How GM’s Reorganization Could Do More Harm Than Good

After releasing disappointing second-quarter results earlier this month, General Motors is revamping. Among its planned strategy changes, the company intends to shift power from so-called regional “fiefdoms” to global functional heads. Such a move will break silos, but could backfire if improperly executed, says Wharton emeritus management professor Lawrence Hrebiniak.

Since emerging from its 2009 Chapter 11 bankruptcy and its November 2010 initial public offering, GM has seen its stock lose 36%, falling to about $21 last Friday. That reflects the firm’s lower revenues, profits and market share of late. In the latest quarter ending June, GM’s revenues fell to $37.6 billion from $39.4 billion a year ago, and its net income fell 40% from $2.5 billion to $1.5 billion during the same period. The world’s largest automaker also saw its U.S. market share last quarter fall two percentage points to 18% — a far cry from its 1962 peak of more than 51%.

As part of a broad restructuring, Dan Akerson, GM’s chairman and CEO, wants to vest authority in global functional heads, replacing regional power centers. That process has begun with manufacturing and information technology, and will soon include marketing and product development, says a Bloomberg report. “We’re a global company that operates as small, little fiefdoms,” the Detroit News quoted Akerson as saying at a June presentation in Chicago. “That’s got to stop.” During a recent interview with Wharton management professor John Paul MacDuffie, GM’s vice chairman Steven Girsky also noted that his company has “a lot of work to do” in changing its culture.

Hrebiniak says he is baffled by GM’s proposed structural changes, which are aimed at making the company more nimble, efficient and effective. “Efficient? Perhaps; with centralized purchasing and the scale and scope, economies are possible,” he notes. “But more effective? Centralization is usually associated with less nimble and slower responses to diverse global markets and customer needs. Centralized controls also demand better coordination and information-sharing — tasks that if not done well can increase inefficiency and slow [down] responses to geographically dispersed markets.”

In contrast, decentralization is usually associated with better local market focus and quicker response to particular customer needs, says Hrebiniak. A regional focus can aid product and service development that deals effectively with competitors and their strategies, he adds, citing recent decentralization exercises at Procter & Gamble, GE, Halliburton, Rolls-Royce and Johnson & Johnson.
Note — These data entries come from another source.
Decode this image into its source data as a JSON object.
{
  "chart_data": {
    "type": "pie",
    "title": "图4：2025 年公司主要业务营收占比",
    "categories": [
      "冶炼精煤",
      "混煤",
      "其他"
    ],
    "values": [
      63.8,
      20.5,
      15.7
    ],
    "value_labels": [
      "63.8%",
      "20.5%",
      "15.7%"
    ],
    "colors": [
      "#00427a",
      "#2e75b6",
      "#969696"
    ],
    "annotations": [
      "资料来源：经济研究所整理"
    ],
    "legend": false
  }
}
In an op-ed article on Monday in the Detroit Free Press, Akerson wrote that despite the fact that the company is doing well in particular regions of the world, GM “will not settle for average” performance, and he is looking for ways “to trim expenses, reduce portfolio churn and eliminate complexity, all of which erode margins.”

“If fiefdoms are a problem at GM — they probably are — it seems to me that other causes or factors are at work and are not being considered sufficiently,” says Hrebiniak. “Poor incentives and controls likely exist. Decentralized units have likely done their thing over the years, hiding behind a wall-like ‘committee culture’ that negates or kills clear responsibility and accountability.” Dismantling silos alone cannot effectively attack such an ingrained culture, he adds.

For regional units to work and culture to change, Hrebiniak recommends that GM take particular steps. “Provide incentives for desired and clearly stated performance goals; hold people responsible and accountable for performance outcomes; change or move people who don’t perform; and promote managers who meet the revised performance parameters and who value cooperation and knowledge sharing for the common good.” Without doing so, in the future GM “will be looking [back] at the ineffectiveness of yet another structural change and wonder what happened.”